Over the weekend, hundreds of white nationalists descended upon Charlottesville, Virginia for two days of violent protests prompted by the city's plan to remove a monument to Robert E. Lee.

Those who argue in favor of keeping the larger-than-life depiction of the Virginian commander of the Confederate Army sitting atop his horse often cite Southern heritage and history as reasons to keep the monument. But like most Confederate war shrines, this oxidized green statue wasn't erected during Reconstruction as a way to honor those men who died in battle. Rather, it dates back to 1924, more than 50 years after the Civil War was over.

In 2016, the Southern Poverty Law Center estimated that there were over 1,500 "symbols of the Confederacy in public spaces" in the United States.

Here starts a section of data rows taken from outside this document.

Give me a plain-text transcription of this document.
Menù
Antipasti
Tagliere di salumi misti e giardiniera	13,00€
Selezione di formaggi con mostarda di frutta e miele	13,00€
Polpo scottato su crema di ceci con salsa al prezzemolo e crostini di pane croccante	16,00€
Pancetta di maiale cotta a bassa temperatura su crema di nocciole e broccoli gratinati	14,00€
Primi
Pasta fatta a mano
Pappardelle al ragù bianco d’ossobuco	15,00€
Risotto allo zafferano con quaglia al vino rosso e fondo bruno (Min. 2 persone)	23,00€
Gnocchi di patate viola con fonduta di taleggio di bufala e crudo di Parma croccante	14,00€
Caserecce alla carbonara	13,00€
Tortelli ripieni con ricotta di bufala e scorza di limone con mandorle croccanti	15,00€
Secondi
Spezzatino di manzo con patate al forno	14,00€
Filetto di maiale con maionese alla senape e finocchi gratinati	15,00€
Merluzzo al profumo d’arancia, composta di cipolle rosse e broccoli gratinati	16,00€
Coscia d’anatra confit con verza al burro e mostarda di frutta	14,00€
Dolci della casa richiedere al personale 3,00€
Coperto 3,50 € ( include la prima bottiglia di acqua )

The majority of them are located, as one might expect, in the 11 states that seceded from the union, but as Vice aptly points out, some can be found in Union states (New York, for example has three, Pennsylvania, four) and at least 22 of them are located in states that didn't even exist during the Civil War.

How can that be possible? Because largely, Confederate monuments were built during two key periods of American history: the beginnings of Jim Crow in the 1920s and the civil rights movement in the early 1950s and 1960s.

To be sure, some sprung up in the years following the Confederacy's defeat (the concept of a Confederate memorial day dates back to back to 1866 and was still officially observed by the governments of Alabama, Mississippi, and South Carolina, as of the publication of the Southern Poverty Law Center's report), and some continue to be built—USA Today notes that 35 Confederate monuments have been erected in North Carolina since 2000.

But when these statues—be they historical place markers, or myth-building icons of Lee or Stonewall Jackson—were built seems to suggest these monuments have very little to do with paying tribute to the Civil War dead and everything to do with erecting monuments to black disenfranchisement, segregation, and 20th-century racial tension.

And in our current political climate, 150 years after the Civil War, it's no surprise these monuments find themselves back in the spotlight yet again. This time, the debate for many governments is how to lessen the hate, by removing the monuments or relocating them to museums with appropriate context. Baltimore, for example, took down statues of Confederate heroes in the middle of the night to avoid conflict. But the violence in Charlottesville last weekend is proof that they are not merely markers of a distant history but rather a symbol that we still have much to put right in the 21st century.